Zijn dertig jaar durende strijd om de Indian Point kerncentrale in New York te sluiten eindigde in januari 2017 in een overwinning, toen Kennedy zijn handtekening zette onder een overeenkomst met gouverneur Andrew Cuomo van de staat New York en Entergy, de exploitant van de centrale, om de centrale in 2021 te sluiten. Kennedy was te zien in een documentaire uit 2004, Indian Point: Imagining the Unimaginable, geregisseerd door zijn zus en documentairemaakster Rory Kennedy.
Hydro
Kennedy is een uitgesproken tegenstander geweest van stuwdammen, met name van stuwdamprojecten die inheemse gemeenschappen treffen.
In 1991 hielp Kennedy een campagne te leiden om Hydro-Québec te verhinderen het James Bay Hydro-project te bouwen, een enorm damproject in het noorden van Quebec.
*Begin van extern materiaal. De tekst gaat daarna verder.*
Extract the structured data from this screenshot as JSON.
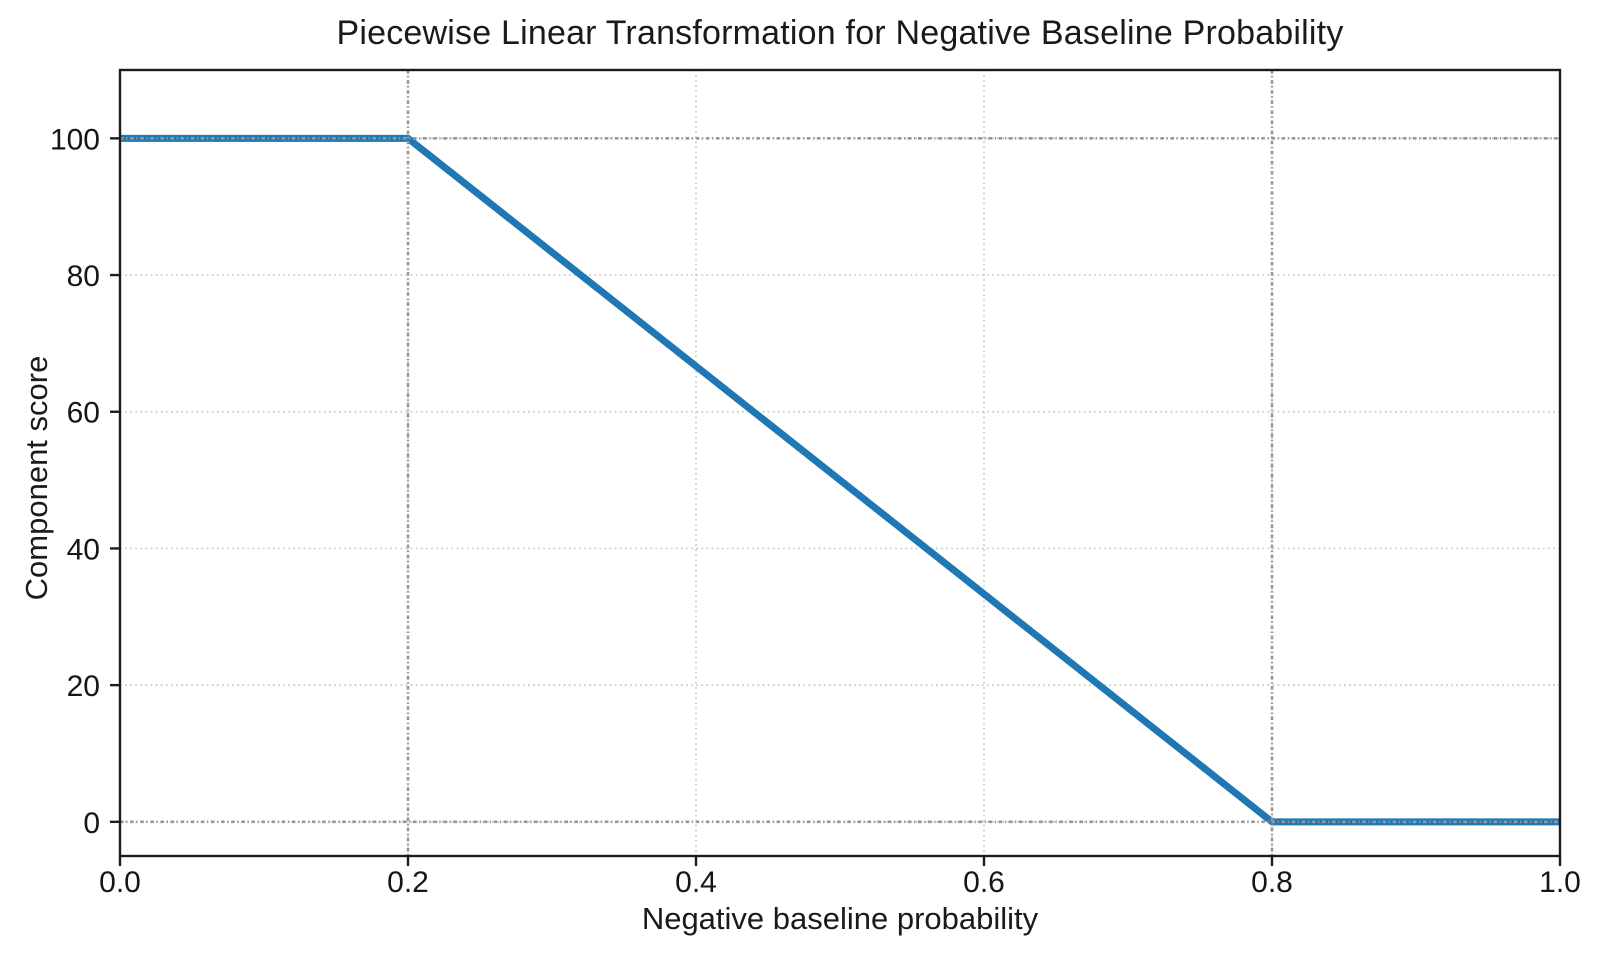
{
  "chart_data": {
    "type": "line",
    "title": "Piecewise Linear Transformation for Negative Baseline Probability",
    "xlabel": "Negative baseline probability",
    "ylabel": "Component score",
    "xlim": [
      0,
      1
    ],
    "ylim": [
      -5,
      110
    ],
    "xticks": [
      0,
      0.2,
      0.4,
      0.6,
      0.8,
      1
    ],
    "xtick_labels": [
      "0.0",
      "0.2",
      "0.4",
      "0.6",
      "0.8",
      "1.0"
    ],
    "yticks": [
      0,
      20,
      40,
      60,
      80,
      100
    ],
    "ytick_labels": [
      "0",
      "20",
      "40",
      "60",
      "80",
      "100"
    ],
    "grid": {
      "show": true,
      "style": "dotted",
      "color": "#c8c8c8"
    },
    "series": [
      {
        "color": "#1f77b4",
        "linewidth": 7,
        "x": [
          0.0,
          0.2,
          0.8,
          1.0
        ],
        "y": [
          100,
          100,
          0,
          0
        ]
      }
    ],
    "reference_lines": {
      "style": "dash-dot",
      "color": "#979797",
      "vertical_x": [
        0.2,
        0.8
      ],
      "horizontal_y": [
        100,
        0
      ]
    },
    "legend": {
      "visible": false
    },
    "background": "#ffffff",
    "axis_color": "#1c1c1c",
    "text_color": "#161616"
  }
}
Door zijn campagnes hielp hij in 1990 dammen op de Biobío-rivier in Chili te verhinderen en in 2016 die op de Futaleufú-rivier. In 2002 voerde hij een uiteindelijk mislukte strijd tegen de bouw van een dam in de Macal-rivier in Belize. Kennedy noemde de Chalillo-dam “een onding” en daagde Fortis Inc., een Canadees energiebedrijf en de monopoliehouder van het elektriciteitsbedrijf van Belize, voor de rechter. In een 3-2 uitspraak in 2003 bevestigde de Privy Council van het Verenigd Koninkrijk het besluit van de Belizaanse regering om de bouw van de dam toe te staan.
In 2004 had Kennedy een ontmoeting met provinciale ambtenaren en bracht buitenlandse media en politieke bezoekers naar Canada om te protesteren tegen de bouw van hydro-elektrische dammen op de Magpie rivier in Quebec. Hydro-Quebec liet de plannen voor de dam in 2017 vallen.
In november 2017 kondigde het Spaanse hydro-elektrische syndicaat Endesa zijn besluit aan om HydroAysen op te geven, een enorm project om dammen te bouwen op tientallen rivieren in Patagonië, vergezeld van duizenden kilometers aan wegen, elektriciteitsleidingen en andere infrastructuur. Endesa gaf zijn waterrechten terug aan de Chileense regering. In de Chileense pers wordt de steun van Kennedy en Riverkeeper genoemd als doorslaggevende factoren in de beslissing van het bedrijf.
Cape Wind
In 2005 kwam Kennedy in conflict met nationale milieugroeperingen over zijn verzet tegen een windmolenpark bij Cape Cod. Kennedy koos de kant van de commerciële visindustrie van Cape Cod en stelde dat het Cape Wind-project in de Nantucket Sound een kostbare miskleun was. Dit standpunt wekte de woede op van sommige milieuactivisten, en leverde Kennedy kritiek op van industriegroepen en Republikeinen. Kennedy stelde in een opiniestuk in The Wall Street Journal dat “Vermont zijn kerncentrale uit bedrijf wil nemen en vervangen door schone, groene stroom van HydroQuébec – stroom die beschikbaar is voor nutsbedrijven in Massachusetts – tegen een kostprijs van zes cent per kilowattuur (kwh). De elektriciteit van Cape Wind, volgens een voorzichtige schatting en gebaseerd op cijfers die zij bij de staat hebben ingediend, kost 25 cent per kwh.